Sergeant Charley

You can stand on a bridge while scows drift slowly under you, and St. Paul’s sinks into the smoke and darkness, like the dissolving views at a lecture on travel. It is quite proper that the underground railway should be used mostly for advertising purposes; but the most gaudy posters fail to brighten up those dingy tunnels, and no amount of speed can compensate for the time you are away from the world over your head. London is not a place to go under.

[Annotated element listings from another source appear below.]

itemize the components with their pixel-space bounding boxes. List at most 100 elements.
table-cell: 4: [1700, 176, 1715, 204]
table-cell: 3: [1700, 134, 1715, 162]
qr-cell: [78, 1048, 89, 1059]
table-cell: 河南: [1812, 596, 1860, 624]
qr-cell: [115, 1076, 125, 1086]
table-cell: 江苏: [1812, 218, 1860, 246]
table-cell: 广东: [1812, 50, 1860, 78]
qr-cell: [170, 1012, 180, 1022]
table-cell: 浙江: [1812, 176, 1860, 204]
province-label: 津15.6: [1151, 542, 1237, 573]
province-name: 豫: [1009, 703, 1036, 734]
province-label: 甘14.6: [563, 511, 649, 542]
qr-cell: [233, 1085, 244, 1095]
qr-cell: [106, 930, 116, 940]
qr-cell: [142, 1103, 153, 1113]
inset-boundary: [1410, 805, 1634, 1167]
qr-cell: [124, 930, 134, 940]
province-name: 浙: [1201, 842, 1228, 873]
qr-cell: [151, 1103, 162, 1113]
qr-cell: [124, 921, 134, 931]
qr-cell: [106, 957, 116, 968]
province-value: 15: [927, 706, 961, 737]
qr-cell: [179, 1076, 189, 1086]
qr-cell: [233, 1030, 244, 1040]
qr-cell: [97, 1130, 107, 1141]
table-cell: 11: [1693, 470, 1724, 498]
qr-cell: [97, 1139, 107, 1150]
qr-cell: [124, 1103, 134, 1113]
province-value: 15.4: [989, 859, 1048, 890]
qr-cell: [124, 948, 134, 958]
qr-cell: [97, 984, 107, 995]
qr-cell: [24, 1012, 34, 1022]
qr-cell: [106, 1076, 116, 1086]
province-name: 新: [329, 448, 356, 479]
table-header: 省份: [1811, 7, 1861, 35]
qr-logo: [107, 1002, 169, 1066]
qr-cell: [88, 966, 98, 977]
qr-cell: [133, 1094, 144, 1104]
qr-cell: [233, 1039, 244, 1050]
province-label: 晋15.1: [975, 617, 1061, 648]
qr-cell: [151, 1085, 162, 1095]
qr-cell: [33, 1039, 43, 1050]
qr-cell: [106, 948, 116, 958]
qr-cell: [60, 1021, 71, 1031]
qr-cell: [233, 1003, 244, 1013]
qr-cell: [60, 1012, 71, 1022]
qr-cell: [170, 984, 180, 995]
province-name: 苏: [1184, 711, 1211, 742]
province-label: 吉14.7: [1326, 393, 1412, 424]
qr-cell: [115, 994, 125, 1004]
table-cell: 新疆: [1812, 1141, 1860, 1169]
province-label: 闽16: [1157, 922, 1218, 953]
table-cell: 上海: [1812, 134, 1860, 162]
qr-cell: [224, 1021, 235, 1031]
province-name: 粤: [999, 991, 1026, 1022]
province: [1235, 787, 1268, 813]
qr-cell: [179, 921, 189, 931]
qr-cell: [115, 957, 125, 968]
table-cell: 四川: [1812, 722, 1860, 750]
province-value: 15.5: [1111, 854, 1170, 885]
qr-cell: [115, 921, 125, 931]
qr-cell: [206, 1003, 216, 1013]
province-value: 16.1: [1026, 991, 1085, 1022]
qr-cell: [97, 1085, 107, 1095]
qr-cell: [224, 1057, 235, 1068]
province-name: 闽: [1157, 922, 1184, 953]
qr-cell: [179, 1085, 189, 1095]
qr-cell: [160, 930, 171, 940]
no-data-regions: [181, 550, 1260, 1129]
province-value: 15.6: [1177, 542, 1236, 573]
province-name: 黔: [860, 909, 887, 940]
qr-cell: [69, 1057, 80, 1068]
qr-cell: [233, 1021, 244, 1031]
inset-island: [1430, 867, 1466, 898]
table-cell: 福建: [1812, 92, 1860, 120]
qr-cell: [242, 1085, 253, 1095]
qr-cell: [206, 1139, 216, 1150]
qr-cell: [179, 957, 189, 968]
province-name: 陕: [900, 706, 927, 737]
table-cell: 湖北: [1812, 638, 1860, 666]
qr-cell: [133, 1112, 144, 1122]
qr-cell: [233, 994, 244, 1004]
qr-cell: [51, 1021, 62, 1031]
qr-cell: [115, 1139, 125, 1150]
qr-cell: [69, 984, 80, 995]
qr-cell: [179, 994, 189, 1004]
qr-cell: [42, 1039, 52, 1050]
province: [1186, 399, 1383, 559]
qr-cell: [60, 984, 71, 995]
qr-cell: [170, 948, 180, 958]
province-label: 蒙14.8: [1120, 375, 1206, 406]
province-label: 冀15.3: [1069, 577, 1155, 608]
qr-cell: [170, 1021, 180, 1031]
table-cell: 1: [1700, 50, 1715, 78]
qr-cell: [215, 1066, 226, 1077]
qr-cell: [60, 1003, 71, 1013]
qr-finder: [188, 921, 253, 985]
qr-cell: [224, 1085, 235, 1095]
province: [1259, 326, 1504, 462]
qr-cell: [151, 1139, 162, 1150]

There is no reason to be lonely. No one ever knows London, and before you have been there long you are showing Londoners about their own city with the pride of a part owner in its history; for, to an American, the old part of the city is his—as much so as the portraits of his ancestors. The pictures may not be on his walls, but he stands as good a chance of being like their originals as the man who owns the house in which they hang.

Hyde Park Corner

NOWHERE is caste more noticeable than in a London audience. A little board fence divides the ground-floor of a theatre into orchestra stalls and a pit. It would cost you ten shillings less and your social position to sit on the wrong side of this fence. It does not follow that sitting on the right side of it assures your position. But it does give you an uninterrupted view of the stage. No hats are worn, and that alone makes it worth extra charge. There is, in most of the theatres, room for your knees, and in some, additional room for the man who goes out between the acts, and people who arrive after the curtain is up. A London audience is brilliant. Everyone is in evening dress, and the audience is often more entertaining than the play. This is especially true on a first night. At such times the pit is watched most anxiously by the management, as the success of the piece generally depends on their verdict. It has often occurred to me, when I have seen them on a stormy night forming a line on the pavement outside the pit entrance, taking it all seriously enough to stand there for hours before the doors were opened, that by letting them inside the management might improve their spirits, and they in their turn might be more gentle.